Tabor Jan felt an urge to distance himself, and right away. “Look,” he said, “I need to get a message to an Abascar soldier who’s gone into the Punchbowl. That’s why I came down to—”
“No Abascars have passed me.” Balax’s teeth flashed nothing like a grin. “You’re confused.”
“Sorry. Must have misunderstood.” He looked over Balax’s shoulder into the tunnel’s darkness.
Choo?
hooted one of the tetherwings. Tabor Jan looked down in amazement.
Balax shifted closer to partially block his view. “Get those birds out of here. And keep your mouth shut about this place. Ryllion wouldn’t want you spoiling his surprise for the queen. I’d rather not sweep up your teeth.”
Choo?
said another tetherwing.
Tabor Jan whisked the birdcage away and headed to the stairs.

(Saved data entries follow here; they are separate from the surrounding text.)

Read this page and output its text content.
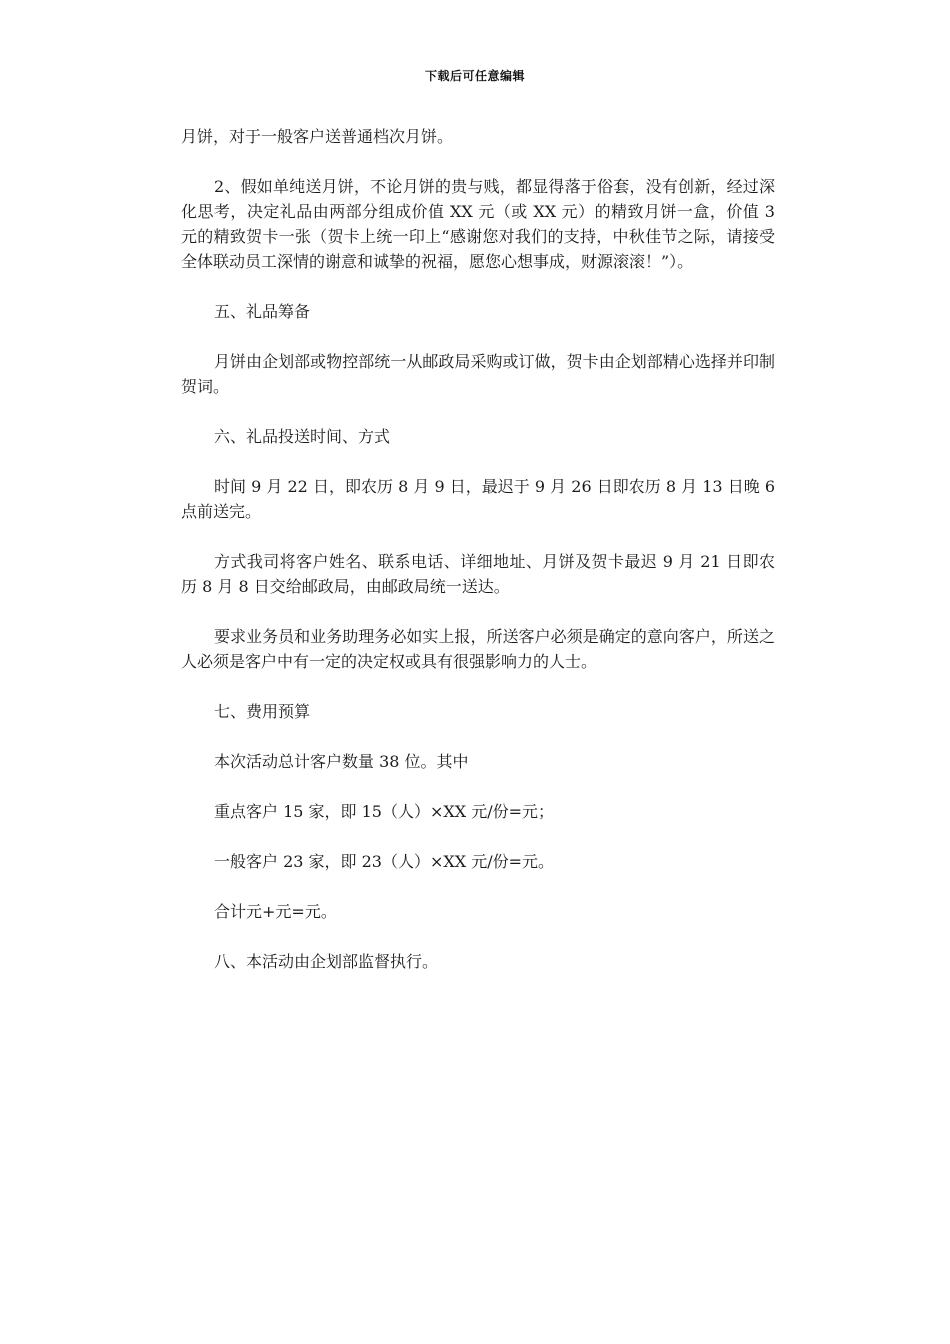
下载后可任意编辑

月饼，对于一般客户送普通档次月饼。

2、假如单纯送月饼，不论月饼的贵与贱，都显得落于俗套，没有创新，经过深化思考，决定礼品由两部分组成价值 XX 元（或 XX 元）的精致月饼一盒，价值 3 元的精致贺卡一张（贺卡上统一印上“感谢您对我们的支持，中秋佳节之际，请接受全体联动员工深情的谢意和诚挚的祝福，愿您心想事成，财源滚滚！”）。

五、礼品筹备

月饼由企划部或物控部统一从邮政局采购或订做，贺卡由企划部精心选择并印制贺词。

六、礼品投送时间、方式

时间 9 月 22 日，即农历 8 月 9 日，最迟于 9 月 26 日即农历 8 月 13 日晚 6 点前送完。

方式我司将客户姓名、联系电话、详细地址、月饼及贺卡最迟 9 月 21 日即农历 8 月 8 日交给邮政局，由邮政局统一送达。

要求业务员和业务助理务必如实上报，所送客户必须是确定的意向客户，所送之人必须是客户中有一定的决定权或具有很强影响力的人士。

七、费用预算

本次活动总计客户数量 38 位。其中

重点客户 15 家，即 15（人）×XX 元/份=元；

一般客户 23 家，即 23（人）×XX 元/份=元。

合计元+元=元。

八、本活动由企划部监督执行。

Halfway up, he was startled by a pile of seashells and beads that suddenly approached. “And what can Gelina offer you tonight, good Abascar captain?” she sang suggestively.
The impulse to raise his sleeve to his nose was almost irresistible. “Funny you should ask. I need some help.”
“You’ll find,” she said with a lascivious grin, “that I’m very, very helpful, so long as you offer me some help in return.” She jingled a coin purse that was pinned to one of those seashell chains.